Jung comenta como essa identificação com o que estamos chamando aqui de solo comum da humanidade, com as imagens arquetípicas – na expressão dele, “situação mitológica” – produz uma intensidade emocional: “é como se cordas fossem tocadas em nós que nunca antes ressoaram, ou como se forças poderosas fossem desencadeadas de cuja existência nem desconfiávamos” (1991, §128).
Com uma expressão belíssima, Jung afirma que na criatividade sentimos diretamente o “grande segredo da vida” (1991, §120). Isso se dá na fruição da obra de arte. Agora, quando nos colocamos a refletir e falar sobre ela, como no caso deste artigo, deslocamo-nos para fora do processo criativo, no qual ela simplesmente é e expressa um mistério, e ela se torna para nós imagem que expressa um sentido (Cf. ibid., §121). Falaremos um pouco mais a seguir da amplitude deste sentido.

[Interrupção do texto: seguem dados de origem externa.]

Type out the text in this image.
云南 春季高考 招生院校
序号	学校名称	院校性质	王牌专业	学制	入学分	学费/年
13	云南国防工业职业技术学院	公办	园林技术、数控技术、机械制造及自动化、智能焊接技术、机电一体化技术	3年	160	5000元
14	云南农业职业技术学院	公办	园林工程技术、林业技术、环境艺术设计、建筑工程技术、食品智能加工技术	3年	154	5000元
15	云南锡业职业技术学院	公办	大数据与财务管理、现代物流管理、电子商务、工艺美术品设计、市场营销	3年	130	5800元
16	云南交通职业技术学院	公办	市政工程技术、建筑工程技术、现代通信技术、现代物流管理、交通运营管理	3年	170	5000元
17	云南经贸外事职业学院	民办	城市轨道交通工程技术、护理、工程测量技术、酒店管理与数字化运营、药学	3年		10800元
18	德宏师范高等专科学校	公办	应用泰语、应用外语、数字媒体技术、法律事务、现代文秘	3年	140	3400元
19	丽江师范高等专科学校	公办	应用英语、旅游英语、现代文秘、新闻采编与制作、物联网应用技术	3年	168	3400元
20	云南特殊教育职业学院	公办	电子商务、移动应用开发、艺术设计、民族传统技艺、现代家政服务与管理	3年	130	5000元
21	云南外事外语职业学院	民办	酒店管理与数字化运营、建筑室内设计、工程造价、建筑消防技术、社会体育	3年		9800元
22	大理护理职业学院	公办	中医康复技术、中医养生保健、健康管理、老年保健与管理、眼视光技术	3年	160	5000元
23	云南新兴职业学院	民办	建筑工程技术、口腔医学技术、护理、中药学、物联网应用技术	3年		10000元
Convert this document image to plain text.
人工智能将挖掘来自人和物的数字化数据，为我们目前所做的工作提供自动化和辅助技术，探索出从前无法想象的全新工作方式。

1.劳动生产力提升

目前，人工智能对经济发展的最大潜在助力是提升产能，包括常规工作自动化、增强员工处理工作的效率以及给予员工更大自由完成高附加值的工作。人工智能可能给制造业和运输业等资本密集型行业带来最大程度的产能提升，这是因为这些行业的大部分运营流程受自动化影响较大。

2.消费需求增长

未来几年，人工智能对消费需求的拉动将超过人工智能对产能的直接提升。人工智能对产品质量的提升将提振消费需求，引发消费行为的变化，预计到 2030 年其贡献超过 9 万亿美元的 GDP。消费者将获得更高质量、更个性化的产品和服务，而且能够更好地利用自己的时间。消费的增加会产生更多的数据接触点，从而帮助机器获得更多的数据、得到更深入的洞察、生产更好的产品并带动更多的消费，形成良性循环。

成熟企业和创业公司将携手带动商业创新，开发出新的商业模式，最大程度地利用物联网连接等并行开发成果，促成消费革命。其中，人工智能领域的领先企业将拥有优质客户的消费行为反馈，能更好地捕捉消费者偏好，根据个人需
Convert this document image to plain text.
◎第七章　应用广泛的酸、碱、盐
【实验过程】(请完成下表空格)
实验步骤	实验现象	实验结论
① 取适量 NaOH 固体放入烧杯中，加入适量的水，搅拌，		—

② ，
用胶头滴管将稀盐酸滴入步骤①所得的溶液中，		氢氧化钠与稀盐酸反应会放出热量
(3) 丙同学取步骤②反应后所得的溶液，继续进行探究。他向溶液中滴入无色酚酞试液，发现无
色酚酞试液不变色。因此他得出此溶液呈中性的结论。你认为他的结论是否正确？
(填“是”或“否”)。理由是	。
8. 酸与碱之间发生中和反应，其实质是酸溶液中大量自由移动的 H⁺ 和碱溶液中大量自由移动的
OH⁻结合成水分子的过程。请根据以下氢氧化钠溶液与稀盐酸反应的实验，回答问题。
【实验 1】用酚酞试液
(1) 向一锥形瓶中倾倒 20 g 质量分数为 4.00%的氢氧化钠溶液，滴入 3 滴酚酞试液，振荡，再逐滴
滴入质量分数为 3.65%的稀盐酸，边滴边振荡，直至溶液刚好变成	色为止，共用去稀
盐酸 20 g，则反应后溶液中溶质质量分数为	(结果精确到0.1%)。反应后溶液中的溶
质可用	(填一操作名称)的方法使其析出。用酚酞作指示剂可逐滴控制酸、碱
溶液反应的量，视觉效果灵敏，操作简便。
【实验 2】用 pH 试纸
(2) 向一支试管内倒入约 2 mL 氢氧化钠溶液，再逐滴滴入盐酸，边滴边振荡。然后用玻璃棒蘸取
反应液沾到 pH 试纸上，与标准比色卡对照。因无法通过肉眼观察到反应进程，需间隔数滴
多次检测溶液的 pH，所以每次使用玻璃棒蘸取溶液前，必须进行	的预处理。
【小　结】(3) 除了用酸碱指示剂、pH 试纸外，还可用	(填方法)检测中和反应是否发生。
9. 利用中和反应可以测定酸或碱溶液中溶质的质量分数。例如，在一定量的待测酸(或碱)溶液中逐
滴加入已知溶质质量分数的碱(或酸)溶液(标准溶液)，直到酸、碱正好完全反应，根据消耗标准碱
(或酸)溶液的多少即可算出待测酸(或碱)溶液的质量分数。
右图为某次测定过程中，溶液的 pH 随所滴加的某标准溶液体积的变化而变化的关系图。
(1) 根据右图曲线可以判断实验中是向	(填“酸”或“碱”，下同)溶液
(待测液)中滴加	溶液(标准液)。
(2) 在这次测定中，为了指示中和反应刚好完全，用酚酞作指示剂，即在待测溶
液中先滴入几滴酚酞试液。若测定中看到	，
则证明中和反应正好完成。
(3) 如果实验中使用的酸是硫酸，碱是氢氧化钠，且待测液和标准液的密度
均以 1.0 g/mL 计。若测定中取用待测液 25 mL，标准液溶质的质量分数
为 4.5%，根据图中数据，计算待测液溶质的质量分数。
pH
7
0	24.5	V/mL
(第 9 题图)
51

“Expressão de uma essencialidade”
Água, fogo, cacos, vida, chão, sonho, povo, coração, ferida, chuva, outono, mar, carvão, giz, abrigo, gesto, olhar, calor, amor: são palavras presentes da terceira à quinta estrofe de “Certas canções” e, como dissemos, cada uma delas abre um mundo de sentido. Fora os verbos: invade, arde, queima, encoraja, carece de cantar. Para Jung, o símbolo é capaz de retomar a relação perdida com o sagrado na natureza/no natural, já não inconsciente, mas trazendo à consciência e oferecendo um possível caldeirão de transformação da energia psíquica, uma força criadora polivalente e indiferenciada.
Por isso, para ele, a obra simbólica nos sensibiliza mais e mexe mais com nosso íntimo; já a não-simbólica fala mais à sensibilidade estética.
Jung classifica a obra de arte em psicológica e visionária. A primeira, bem resumidamente, traz vivências e sentimentos da esfera pessoal, com as quais se pode identificar; dá palavras a eles, mas não costuma suscitar indagações e questionamentos. A segunda desconcerta, surpreende, confunde, chega a gerar repugnância e levanta questões, porque é tudo, menos óbvia. Parece com as imagens de sonhos e fantasias, traz a obscuridade da alma (cf. JUNG, 1991, §143).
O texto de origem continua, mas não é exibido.